Before going microservices, honestly answer these:

  1. Do you have multiple teams that need independent deployment? Not "will we someday" - do you right now?
  2. Do you have genuinely different scaling requirements? As in, one component needs 50x the resources of another. Not "it might scale differently someday."
  3. Can you afford the operational overhead? Distributed tracing, service mesh, container orchestration, independent CI/CD pipelines - this isn't free.
  4. Do you understand your domain boundaries? If you haven't built the system as a monolith first, you're guessing where to split. You'll guess wrong.

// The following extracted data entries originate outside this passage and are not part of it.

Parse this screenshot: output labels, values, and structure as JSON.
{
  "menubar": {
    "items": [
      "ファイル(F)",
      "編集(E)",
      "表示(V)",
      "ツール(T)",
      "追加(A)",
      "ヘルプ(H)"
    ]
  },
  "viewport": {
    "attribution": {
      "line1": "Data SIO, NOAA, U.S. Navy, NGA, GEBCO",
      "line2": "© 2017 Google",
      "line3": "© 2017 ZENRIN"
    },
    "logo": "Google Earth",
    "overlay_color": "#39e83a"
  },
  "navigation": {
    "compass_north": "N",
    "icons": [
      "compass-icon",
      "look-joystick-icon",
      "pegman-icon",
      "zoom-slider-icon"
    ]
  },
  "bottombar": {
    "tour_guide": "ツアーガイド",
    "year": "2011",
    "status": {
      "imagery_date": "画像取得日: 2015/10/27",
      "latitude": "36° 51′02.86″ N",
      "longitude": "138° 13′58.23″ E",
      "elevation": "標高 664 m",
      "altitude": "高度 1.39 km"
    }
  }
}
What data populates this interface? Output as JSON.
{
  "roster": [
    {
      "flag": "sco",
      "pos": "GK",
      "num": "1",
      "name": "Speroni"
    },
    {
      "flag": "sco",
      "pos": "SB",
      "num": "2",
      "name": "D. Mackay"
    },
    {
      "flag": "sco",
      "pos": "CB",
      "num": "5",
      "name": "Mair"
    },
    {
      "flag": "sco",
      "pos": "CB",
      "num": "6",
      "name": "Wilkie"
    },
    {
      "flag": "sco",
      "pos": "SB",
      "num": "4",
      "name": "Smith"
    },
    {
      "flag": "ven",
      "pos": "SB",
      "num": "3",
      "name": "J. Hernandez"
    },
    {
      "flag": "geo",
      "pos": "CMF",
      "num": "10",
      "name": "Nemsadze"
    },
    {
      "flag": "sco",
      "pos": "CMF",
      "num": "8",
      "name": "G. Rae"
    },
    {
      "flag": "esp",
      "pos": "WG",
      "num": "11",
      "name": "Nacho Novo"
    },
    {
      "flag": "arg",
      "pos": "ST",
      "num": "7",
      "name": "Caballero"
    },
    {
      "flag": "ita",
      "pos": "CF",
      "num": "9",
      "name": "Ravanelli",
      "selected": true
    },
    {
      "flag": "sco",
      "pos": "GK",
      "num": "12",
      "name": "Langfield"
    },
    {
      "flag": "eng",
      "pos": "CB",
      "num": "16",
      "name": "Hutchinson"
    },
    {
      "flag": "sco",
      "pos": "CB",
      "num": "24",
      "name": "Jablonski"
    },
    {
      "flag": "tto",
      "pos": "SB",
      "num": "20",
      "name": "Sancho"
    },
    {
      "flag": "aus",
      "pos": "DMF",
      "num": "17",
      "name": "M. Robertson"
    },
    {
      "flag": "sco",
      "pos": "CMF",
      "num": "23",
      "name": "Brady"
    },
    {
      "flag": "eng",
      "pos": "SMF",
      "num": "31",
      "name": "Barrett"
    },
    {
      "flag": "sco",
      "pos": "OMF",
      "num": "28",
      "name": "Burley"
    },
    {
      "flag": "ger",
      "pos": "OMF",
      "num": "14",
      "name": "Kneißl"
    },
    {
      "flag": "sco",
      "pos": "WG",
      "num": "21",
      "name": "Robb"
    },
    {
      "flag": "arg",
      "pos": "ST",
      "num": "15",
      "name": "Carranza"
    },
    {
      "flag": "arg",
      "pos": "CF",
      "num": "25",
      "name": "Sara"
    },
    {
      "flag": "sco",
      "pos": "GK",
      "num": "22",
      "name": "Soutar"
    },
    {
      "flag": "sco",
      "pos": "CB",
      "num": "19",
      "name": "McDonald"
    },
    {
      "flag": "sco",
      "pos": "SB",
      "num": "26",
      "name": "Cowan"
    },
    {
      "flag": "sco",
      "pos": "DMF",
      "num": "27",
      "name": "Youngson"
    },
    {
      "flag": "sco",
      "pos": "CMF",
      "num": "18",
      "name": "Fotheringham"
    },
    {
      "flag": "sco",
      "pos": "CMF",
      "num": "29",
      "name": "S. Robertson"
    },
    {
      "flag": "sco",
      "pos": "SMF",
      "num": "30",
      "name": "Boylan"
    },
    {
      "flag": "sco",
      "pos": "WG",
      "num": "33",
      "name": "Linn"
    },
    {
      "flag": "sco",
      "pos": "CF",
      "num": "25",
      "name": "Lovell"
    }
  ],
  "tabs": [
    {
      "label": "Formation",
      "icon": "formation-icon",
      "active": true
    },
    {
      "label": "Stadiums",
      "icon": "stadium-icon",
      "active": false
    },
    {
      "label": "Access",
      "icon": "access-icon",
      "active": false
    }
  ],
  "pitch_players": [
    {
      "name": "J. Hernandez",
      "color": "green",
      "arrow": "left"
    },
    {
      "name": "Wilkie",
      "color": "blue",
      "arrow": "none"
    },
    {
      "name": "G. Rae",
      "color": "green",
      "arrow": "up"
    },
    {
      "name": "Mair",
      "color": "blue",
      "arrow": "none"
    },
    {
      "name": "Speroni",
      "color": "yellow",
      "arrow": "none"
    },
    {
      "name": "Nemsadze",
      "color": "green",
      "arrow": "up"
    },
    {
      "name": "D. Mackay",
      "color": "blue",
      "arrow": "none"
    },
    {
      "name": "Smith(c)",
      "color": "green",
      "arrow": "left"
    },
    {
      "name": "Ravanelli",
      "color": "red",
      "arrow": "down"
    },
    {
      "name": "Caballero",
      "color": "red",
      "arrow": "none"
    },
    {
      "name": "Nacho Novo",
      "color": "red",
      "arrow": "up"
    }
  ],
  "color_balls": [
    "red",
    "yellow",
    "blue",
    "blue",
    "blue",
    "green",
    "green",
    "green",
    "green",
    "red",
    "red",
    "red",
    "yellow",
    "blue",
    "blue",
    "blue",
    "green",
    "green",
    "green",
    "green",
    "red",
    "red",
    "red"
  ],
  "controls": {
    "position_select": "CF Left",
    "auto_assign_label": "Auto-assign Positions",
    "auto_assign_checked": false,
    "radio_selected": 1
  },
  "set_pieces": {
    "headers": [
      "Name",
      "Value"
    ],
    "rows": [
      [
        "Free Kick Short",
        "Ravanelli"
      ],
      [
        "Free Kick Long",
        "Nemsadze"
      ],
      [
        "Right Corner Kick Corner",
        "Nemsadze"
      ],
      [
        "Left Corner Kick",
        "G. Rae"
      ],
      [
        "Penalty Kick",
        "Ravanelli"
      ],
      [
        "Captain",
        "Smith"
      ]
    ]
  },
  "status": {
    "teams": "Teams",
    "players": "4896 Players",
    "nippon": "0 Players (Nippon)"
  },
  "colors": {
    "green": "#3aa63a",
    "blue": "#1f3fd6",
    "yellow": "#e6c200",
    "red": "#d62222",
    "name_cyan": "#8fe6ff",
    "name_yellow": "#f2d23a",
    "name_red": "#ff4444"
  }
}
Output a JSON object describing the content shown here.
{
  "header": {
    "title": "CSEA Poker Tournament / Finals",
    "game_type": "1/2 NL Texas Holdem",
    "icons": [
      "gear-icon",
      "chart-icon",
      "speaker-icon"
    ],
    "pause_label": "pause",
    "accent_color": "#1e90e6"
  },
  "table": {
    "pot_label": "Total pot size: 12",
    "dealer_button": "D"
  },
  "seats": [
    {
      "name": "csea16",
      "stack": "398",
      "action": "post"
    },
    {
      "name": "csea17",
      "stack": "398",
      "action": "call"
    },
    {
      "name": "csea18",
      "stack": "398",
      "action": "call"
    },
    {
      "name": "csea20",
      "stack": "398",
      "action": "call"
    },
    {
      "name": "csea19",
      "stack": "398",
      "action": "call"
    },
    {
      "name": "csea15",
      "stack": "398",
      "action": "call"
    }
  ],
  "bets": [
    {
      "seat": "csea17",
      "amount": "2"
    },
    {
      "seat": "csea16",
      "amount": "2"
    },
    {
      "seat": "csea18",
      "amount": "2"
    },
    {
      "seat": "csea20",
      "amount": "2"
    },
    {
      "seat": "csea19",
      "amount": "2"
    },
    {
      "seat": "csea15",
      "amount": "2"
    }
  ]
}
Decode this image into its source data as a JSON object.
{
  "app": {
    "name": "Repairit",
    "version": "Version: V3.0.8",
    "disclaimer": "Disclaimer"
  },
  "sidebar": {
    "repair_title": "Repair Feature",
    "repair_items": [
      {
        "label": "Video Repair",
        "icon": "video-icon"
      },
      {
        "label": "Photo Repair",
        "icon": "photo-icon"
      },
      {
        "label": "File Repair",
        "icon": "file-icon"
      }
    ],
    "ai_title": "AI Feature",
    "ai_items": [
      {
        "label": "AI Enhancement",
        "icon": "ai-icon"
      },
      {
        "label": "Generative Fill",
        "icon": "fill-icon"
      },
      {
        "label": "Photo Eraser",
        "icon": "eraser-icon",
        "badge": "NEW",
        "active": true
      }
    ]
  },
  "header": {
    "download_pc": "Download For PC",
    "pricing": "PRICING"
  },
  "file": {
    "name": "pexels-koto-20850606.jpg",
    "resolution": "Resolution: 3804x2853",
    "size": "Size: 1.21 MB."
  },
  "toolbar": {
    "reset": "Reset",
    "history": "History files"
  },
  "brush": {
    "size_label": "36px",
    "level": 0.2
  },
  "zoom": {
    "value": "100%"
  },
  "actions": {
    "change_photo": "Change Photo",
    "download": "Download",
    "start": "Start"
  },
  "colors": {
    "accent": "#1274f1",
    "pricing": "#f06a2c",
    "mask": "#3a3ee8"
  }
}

If you answered "no" to any of these, start with a modular monolith. You can always extract services later when you understand the domain better. Going the other direction - merging microservices back into a monolith - is significantly harder.

The Modular Monolith Compromise

This is what I actually recommend for most projects. A single deployable artifact, but with strict module boundaries enforced at the code level. Spring Modulith does this well (more on that in a future post). You get the organizational clarity of service boundaries without the operational complexity of a distributed system.

When a module genuinely needs to be extracted - because of scaling, team autonomy, or technology requirements - you extract it. The module boundaries are already defined. The interfaces are already clean. The extraction is surgical instead of exploratory.

My Unpopular Opinion

The microservices movement set the industry back by convincing a generation of developers that distributed systems are the default architecture. They're not. They're a tool for specific problems. Use them when those problems exist, not because a conference speaker told you monoliths are bad.

The best architecture is the simplest one that solves your actual problems. For most teams, that's a monolith. And there's absolutely nothing wrong with that.